Ce roman c’est le passage de l’enfance à l’âge adulte, du rêve et de la réalité qui se carambole, des grands sentiments à la platitude de la vie de tous les jours.

Ce roman c’est l’amour profond, pas celui qui se cache derrière de faux bons sentiments celui qui vous récompense d’un sandwich à la crème glacée quand vous êtes punis à l’école, (mais sans lever la punition), pour avoir défendu un autre élève.

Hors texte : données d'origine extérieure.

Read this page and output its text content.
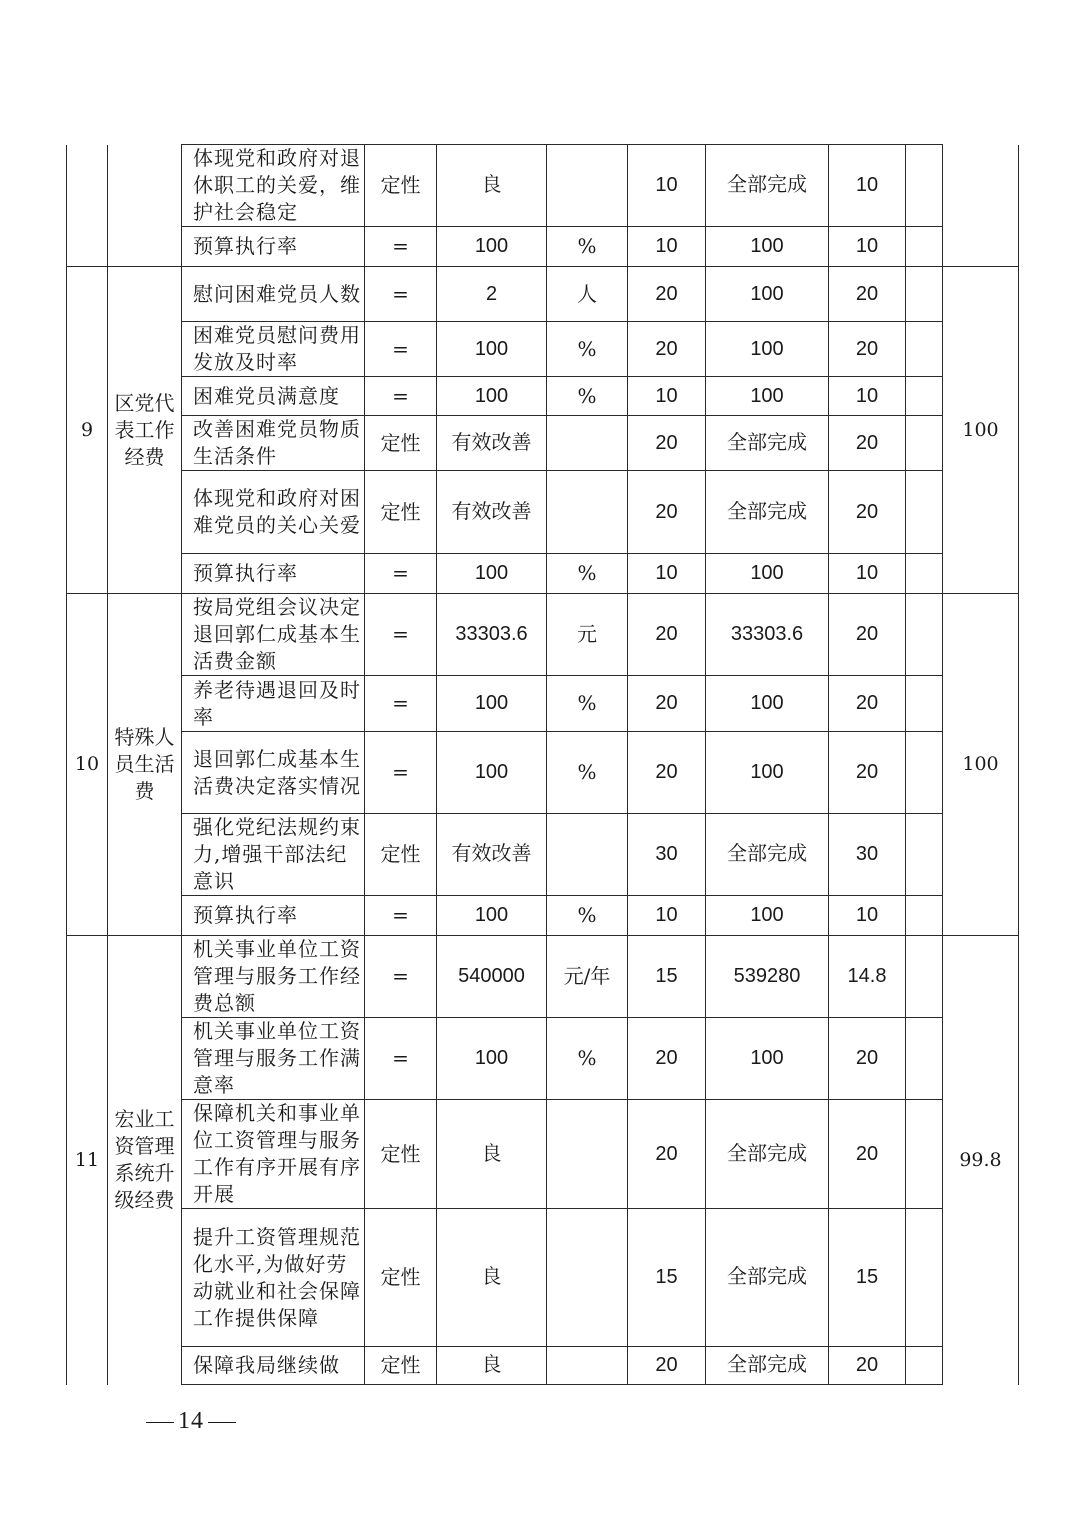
		体现党和政府对退休职工的关爱，维护社会稳定	定性	良		10	全部完成	10		
		预算执行率	=	100	%	10	100	10		
9	区党代表工作经费	慰问困难党员人数	=	2	人	20	100	20		100
		困难党员慰问费用发放及时率	=	100	%	20	100	20		
		困难党员满意度	=	100	%	10	100	10		
		改善困难党员物质生活条件	定性	有效改善		20	全部完成	20		
		体现党和政府对困难党员的关心关爱	定性	有效改善		20	全部完成	20		
		预算执行率	=	100	%	10	100	10		
10	特殊人员生活费	按局党组会议决定退回郭仁成基本生活费金额	=	33303.6	元	20	33303.6	20		100
		养老待遇退回及时率	=	100	%	20	100	20		
		退回郭仁成基本生活费决定落实情况	=	100	%	20	100	20		
		强化党纪法规约束力,增强干部法纪意识	定性	有效改善		30	全部完成	30		
		预算执行率	=	100	%	10	100	10		
11	宏业工资管理系统升级经费	机关事业单位工资管理与服务工作经费总额	=	540000	元/年	15	539280	14.8		99.8
		机关事业单位工资管理与服务工作满意率	=	100	%	20	100	20		
		保障机关和事业单位工资管理与服务工作有序开展有序开展	定性	良		20	全部完成	20		
		提升工资管理规范化水平,为做好劳动就业和社会保障工作提供保障	定性	良		15	全部完成	15		
		保障我局继续做	定性	良		20	全部完成	20		
14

Ce roman c’est du bonheur, partout, dans la petite misère, dans le rituel des repas, dans le lavage des cheveux, dans les 13 minutes d’utilisation de la salle de bains par personne, dans une boîte de chocolats, dans l’entraide et l’empathie des gens du même quartier.

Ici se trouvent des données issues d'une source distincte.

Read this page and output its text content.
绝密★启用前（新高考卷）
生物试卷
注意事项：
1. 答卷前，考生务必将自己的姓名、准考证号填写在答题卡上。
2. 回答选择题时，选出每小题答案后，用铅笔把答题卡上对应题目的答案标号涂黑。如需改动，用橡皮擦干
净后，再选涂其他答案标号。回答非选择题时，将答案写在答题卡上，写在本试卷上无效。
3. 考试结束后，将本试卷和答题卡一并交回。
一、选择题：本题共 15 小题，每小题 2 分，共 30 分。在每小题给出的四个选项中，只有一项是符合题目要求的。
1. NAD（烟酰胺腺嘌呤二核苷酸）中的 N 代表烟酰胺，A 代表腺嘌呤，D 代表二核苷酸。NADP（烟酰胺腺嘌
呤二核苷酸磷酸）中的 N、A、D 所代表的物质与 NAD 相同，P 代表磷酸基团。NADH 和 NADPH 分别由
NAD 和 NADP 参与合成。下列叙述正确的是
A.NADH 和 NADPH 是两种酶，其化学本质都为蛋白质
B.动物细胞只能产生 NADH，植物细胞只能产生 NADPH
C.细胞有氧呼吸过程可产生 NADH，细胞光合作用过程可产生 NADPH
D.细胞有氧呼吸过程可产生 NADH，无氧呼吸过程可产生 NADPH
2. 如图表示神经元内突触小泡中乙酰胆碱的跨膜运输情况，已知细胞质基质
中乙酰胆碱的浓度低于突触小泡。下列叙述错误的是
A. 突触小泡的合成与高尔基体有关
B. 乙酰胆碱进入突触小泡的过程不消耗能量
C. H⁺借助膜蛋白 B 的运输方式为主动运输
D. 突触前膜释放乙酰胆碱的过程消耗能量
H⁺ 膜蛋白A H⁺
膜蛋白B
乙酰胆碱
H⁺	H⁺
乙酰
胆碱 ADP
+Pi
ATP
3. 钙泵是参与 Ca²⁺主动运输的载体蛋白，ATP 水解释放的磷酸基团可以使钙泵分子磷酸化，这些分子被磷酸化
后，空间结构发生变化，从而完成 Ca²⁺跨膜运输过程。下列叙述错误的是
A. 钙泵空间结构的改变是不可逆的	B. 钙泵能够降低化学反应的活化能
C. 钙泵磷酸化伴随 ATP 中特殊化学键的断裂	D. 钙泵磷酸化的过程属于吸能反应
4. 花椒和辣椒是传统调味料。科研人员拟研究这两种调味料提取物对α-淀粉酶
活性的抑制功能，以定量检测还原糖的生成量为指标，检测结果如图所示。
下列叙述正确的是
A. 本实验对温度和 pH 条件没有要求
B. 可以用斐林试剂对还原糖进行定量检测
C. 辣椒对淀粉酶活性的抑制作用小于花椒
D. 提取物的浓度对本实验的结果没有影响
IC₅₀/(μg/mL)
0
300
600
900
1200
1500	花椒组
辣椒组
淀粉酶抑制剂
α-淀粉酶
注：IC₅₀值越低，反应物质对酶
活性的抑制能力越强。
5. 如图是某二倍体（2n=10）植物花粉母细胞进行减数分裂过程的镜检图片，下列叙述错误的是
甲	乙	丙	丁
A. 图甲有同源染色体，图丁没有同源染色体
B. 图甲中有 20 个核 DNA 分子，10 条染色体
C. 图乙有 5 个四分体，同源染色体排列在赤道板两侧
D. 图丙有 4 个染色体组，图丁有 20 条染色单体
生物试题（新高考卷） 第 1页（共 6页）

Ce roman c’est du plaisir, rien que du plaisir, même quand c’est triste, même quand vous avez envie de pleurer, même quand des personnes meurent parce que ce roman c’est la vie et que la vie finit toujours par la mort.

 

C’est sur que les puristes de la langue vont trouver à redire alors je les renvoie au billet, , de Karine, (la saguenéenne patrouilleuse, danseuse de flamenco et de baladi et en plus qui dit qu’elle travaille avec des cretons*).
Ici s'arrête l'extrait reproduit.